Um Fehler zu erkennen und die Ergebnisse der KI beurteilen zu können, sei darüber hinaus die fachliche Bewertungskompetenz der Nutzer:innen unabdingbar. Damit betonte auch Meyners noch einmal die menschliche Verantwortung beim Einsatz von künstlicher Intelligenz. Ergebnisse seien immer stark durch das Training der KI beeinflusst (Text-Bias) und basierten zudem auf Wahrscheinlichkeiten. Ein kritische-prüfender Umgang mit aller Art von KI-Erzeugnissen sei daher essenziell. Nach der Vorstellung unterschiedlicher KI-Text-Programme und ihrer Funktionen wurden die Teilnehmenden schließlich aufgefordert, ein Veranstaltungsformat für Kinder und Jugendliche im Museum zu entwickeln und dabei ihre Prompting-Fertigkeiten zu schulen.

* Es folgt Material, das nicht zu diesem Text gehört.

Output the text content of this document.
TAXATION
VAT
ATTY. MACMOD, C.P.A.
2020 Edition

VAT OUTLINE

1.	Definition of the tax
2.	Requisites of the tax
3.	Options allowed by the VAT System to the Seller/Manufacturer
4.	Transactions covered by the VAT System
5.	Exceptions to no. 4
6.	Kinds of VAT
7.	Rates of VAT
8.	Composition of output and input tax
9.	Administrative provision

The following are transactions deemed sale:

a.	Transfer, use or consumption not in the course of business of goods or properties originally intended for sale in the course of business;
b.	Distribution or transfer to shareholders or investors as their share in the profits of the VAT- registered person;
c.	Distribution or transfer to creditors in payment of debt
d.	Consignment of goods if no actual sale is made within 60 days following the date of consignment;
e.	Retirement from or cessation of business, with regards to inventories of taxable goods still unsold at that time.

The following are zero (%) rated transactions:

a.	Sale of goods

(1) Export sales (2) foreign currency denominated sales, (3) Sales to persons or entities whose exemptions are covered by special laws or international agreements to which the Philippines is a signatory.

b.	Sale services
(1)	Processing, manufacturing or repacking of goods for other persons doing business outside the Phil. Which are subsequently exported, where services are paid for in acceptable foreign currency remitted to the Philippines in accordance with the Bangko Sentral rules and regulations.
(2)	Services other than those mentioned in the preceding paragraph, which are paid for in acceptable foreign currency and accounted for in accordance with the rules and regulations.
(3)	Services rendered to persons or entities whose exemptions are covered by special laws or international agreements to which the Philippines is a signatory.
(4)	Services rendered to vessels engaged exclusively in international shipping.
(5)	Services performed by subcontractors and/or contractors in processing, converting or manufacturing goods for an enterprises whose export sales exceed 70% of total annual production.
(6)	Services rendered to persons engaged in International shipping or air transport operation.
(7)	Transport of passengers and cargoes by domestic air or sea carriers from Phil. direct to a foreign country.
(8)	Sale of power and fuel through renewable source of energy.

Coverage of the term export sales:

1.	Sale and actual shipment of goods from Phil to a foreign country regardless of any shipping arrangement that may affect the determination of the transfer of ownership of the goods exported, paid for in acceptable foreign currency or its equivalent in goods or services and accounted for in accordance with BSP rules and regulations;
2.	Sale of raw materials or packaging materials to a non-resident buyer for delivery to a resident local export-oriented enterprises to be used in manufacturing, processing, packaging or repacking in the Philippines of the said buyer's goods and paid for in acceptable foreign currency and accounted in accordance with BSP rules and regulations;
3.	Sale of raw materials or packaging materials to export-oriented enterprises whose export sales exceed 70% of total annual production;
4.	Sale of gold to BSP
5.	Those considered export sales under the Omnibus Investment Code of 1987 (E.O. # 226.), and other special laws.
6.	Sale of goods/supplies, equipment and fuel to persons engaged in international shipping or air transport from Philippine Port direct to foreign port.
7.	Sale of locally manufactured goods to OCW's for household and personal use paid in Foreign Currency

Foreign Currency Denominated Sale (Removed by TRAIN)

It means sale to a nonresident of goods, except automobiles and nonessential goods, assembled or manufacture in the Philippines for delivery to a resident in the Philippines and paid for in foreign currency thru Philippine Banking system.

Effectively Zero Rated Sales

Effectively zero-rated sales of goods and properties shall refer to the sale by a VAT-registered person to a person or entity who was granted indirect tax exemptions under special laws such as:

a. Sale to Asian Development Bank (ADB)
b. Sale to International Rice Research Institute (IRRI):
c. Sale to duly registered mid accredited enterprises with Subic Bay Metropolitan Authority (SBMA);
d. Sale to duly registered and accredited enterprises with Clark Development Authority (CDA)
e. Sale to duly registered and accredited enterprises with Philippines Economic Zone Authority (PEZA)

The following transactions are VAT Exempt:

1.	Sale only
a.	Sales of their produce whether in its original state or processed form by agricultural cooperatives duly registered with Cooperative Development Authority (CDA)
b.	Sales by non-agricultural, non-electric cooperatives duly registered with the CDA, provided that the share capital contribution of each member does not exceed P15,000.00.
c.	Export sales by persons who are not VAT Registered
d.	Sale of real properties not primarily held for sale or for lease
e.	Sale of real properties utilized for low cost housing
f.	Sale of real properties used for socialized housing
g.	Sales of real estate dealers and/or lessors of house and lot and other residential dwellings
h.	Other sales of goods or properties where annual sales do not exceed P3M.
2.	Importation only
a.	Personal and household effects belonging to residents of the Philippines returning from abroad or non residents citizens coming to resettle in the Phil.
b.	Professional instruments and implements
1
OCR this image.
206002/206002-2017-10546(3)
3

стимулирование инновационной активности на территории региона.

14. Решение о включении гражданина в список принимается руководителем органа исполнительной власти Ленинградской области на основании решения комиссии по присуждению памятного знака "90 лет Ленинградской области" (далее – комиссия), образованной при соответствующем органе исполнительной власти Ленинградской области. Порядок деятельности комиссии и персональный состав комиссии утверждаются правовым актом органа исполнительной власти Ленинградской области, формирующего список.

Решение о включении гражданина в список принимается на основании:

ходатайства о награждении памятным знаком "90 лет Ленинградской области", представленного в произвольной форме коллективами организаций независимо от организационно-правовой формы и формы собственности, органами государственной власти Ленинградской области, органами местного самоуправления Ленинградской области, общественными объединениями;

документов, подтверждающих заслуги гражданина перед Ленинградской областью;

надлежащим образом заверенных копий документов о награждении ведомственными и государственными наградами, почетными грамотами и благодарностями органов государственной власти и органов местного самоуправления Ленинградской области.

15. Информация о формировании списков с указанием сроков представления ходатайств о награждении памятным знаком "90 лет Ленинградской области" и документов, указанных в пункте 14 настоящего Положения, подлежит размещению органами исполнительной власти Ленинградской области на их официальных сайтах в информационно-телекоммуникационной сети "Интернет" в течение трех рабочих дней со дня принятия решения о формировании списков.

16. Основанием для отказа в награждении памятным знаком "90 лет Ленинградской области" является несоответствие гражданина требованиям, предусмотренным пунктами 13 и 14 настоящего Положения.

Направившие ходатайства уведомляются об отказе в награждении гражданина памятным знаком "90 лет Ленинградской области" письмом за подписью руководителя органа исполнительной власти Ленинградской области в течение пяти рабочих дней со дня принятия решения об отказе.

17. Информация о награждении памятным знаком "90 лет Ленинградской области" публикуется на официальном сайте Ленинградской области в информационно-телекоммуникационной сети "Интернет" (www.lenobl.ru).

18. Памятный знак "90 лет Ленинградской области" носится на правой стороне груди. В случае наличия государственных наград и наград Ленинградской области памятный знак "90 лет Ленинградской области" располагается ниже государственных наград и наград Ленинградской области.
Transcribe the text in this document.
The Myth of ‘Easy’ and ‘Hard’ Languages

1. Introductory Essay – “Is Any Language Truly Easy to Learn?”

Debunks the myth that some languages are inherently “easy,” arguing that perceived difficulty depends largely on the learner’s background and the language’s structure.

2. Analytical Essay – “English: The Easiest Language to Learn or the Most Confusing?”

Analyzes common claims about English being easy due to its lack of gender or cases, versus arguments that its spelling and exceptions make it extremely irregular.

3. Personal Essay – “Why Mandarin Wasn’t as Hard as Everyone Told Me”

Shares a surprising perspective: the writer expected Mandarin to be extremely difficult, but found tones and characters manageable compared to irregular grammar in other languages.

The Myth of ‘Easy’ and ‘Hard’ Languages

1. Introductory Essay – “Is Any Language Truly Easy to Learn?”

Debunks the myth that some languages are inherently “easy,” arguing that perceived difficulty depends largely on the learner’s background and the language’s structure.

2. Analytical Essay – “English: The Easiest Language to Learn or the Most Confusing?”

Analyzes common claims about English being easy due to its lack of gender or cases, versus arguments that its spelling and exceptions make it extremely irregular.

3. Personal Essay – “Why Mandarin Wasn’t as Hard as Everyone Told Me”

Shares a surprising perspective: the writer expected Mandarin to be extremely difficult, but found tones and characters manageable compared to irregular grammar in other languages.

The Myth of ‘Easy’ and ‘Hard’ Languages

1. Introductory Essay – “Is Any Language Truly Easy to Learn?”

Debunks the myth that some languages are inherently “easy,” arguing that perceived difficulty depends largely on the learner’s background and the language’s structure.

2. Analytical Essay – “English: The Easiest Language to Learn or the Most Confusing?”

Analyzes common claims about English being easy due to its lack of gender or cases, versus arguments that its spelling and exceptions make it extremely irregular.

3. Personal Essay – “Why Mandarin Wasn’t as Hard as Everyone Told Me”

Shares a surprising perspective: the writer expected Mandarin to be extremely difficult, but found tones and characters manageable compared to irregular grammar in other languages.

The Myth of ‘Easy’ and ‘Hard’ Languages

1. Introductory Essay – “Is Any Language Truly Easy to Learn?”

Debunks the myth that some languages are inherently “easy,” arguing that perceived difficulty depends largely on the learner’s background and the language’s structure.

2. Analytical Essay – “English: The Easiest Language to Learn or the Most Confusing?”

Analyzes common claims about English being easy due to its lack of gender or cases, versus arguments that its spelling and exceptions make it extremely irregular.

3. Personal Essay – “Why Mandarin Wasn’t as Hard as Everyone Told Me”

4. „Es werde Bild: Die Praxis bildgenerierender KI“
Der Workshop „Es werde Bild: Die Praxis bildgenerierender KI“ von Kommunikationsberater und KI-Trainer Kai Heddergott bot einen Überblick über die Nutzung generativer KI für die Bildbearbeitung. Heddergott ging dabei auf aktuelle Entwicklungen, Anwendungsmöglichkeiten und Herausforderungen ein, stellte kommerziellen Bildbearbeitungsprogramme, Open-Source-Anwendungen und lokale KI Modelle vor. Sein Workshop demonstrierte die Vielfalt aber auch die Grenzen aktueller KI-Bildmodelle. Dabei betonte auch Heddergott immer wieder, dass zwei Kompetenzen im Umgang mit der KI entscheidend seien: Die Beschreibung- und die Verifikationskompetenz. Präzise Formulierungen von Anfragen und die Überprüfung der Ergebnisse seien für die Produktion guter Ergebnisse unabdingbar.
Auch im vierten Workshop wurde intensiv über die Themen Urheberrecht, Ethik und Umweltschutz diskutiert: Über rechtlichen und ethischen Grauzonen beim Einsatz von KI müsse man stets sich bewusst sein, erklärte Heddergott. So gebe es zum Beispiel für KI-generierte Bilder aktuell noch keinen Urheberrechtsschutz, da sie nicht als schöpferisch gelten würden. Als Reaktion auf den Wunsch nach mehr Transparenz und Kontrolle über den Energieverbrauch für KI-Anwendungen empfahl Heddergott, falls möglich, besser auf lokale KIs zurückzugreifen.
Zum Tagesabschluss fand im Plenum eine kurze Ergebnispräsentation durch die Workshopleitungen statt. Entlassen wurden die Teilnehmenden nach einem informationsreichen und produktiven Tag von Markus Köster, Leiter des LWL-Medienzentrums, mit vielen neuen Eindrücken und Denkanstößen, wertvollen Tipps für die Arbeit mit KI-Werkzeugen in Kulturbetrieben und einem KI-generierten Lied über den Kulturbrunch 2025.